CALGARY — The chief executive of pipeline firm Enbridge Inc. (TSX:ENB) says oilsands bitumen should be processed in Alberta only if it makes economic sense for producers to do so, despite worries over jobs and investment being lost to the United States.

CALGARY — The chief executive of pipeline firm Enbridge Inc. (TSX:ENB) says oilsands bitumen should be processed in Alberta only if it makes economic sense for producers to do so, despite worries over jobs and investment being lost to the United States.

“The market really decides where that upgrading is best located,” Pat Daniel said.

“And generally speaking you’re better off getting the crude as close to market as you can before you upgrade economically.”

Alberta’s industrial heartland near Edmonton has been ailing as the recession has caused a slew of companies to delay or cancel the construction of the multibillion-dollar upgraders that convert thick, heavy bitumen into easier-to-refine synthetic crude oil.

There are concerns over whether those facilities will be built in Alberta once the economic storm clears, or if producers will instead opt to process their raw product in the United States, where several refineries are being revamped to handle oilsands crude.

So far it appears new developments planned by Imperial Oil Ltd. (TSX:IMO) and Suncor Energy Inc. (TSX:SU) will look at a U.S. bitumen processing strategy rather than upgrading in Alberta.

The Alberta government is in the process of reviewing ways to make the province more competitive with other jurisdictions.

Daniel wants a national energy strategy that “will trump partisan politics and poll-driven short-termism.”

Such a strategy would guide the country toward incorporating more renewables into its energy diet, but would at the same acknowledge the oilsands’ vast resources will be needed to meet the globe’s energy needs into the foreseeable future.

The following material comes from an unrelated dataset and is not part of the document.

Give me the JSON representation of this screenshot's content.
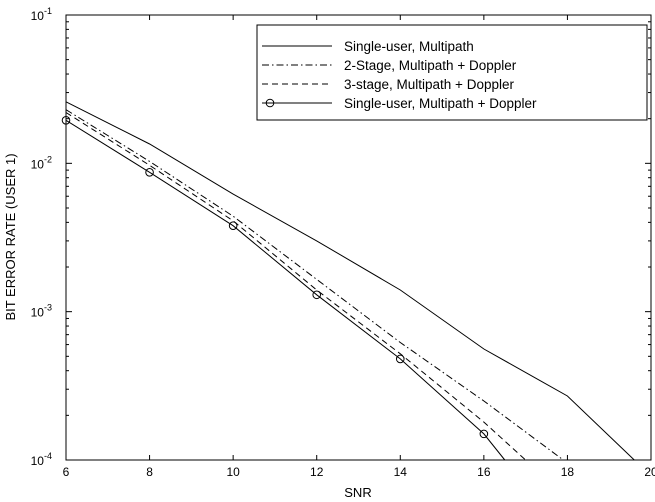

“The oilsands are the second biggest oil reserve in the world. We can’t deny access to the world of that huge source of energy,” Daniel said in the interview.

“And so we’ve got to come up with a way in which we develop that is in sync with green house gas emissions and environmental plans.”

In his speech in Edmonton, Daniel also emphasized the need for Canada’s energy industry to broaden its export markets.

Canada is currently the No. 1 oil supplier to the United States, but emerging Asian economies also present a lucrative market for Canadian crude as well.

Enbridge has proposed a crude pipeline called Northern Gateway that would stretch from the Edmonton area to the port city of Kitimat, B.C., where the oil would be loaded onto massive tankers and travel across the Pacific Ocean to Asia.

“I think that that’s kind of Economics 101 ... you want to have as broad a market as you can so that if one customer quits taking your product, you’ve got other alternatives,” Daniel said.

“We’ve never had a West Coast alternative for Canadian crude oil and I think we badly need that to make sure that Canadians are getting the full pricing that they can for every barrel of crude that they sell.”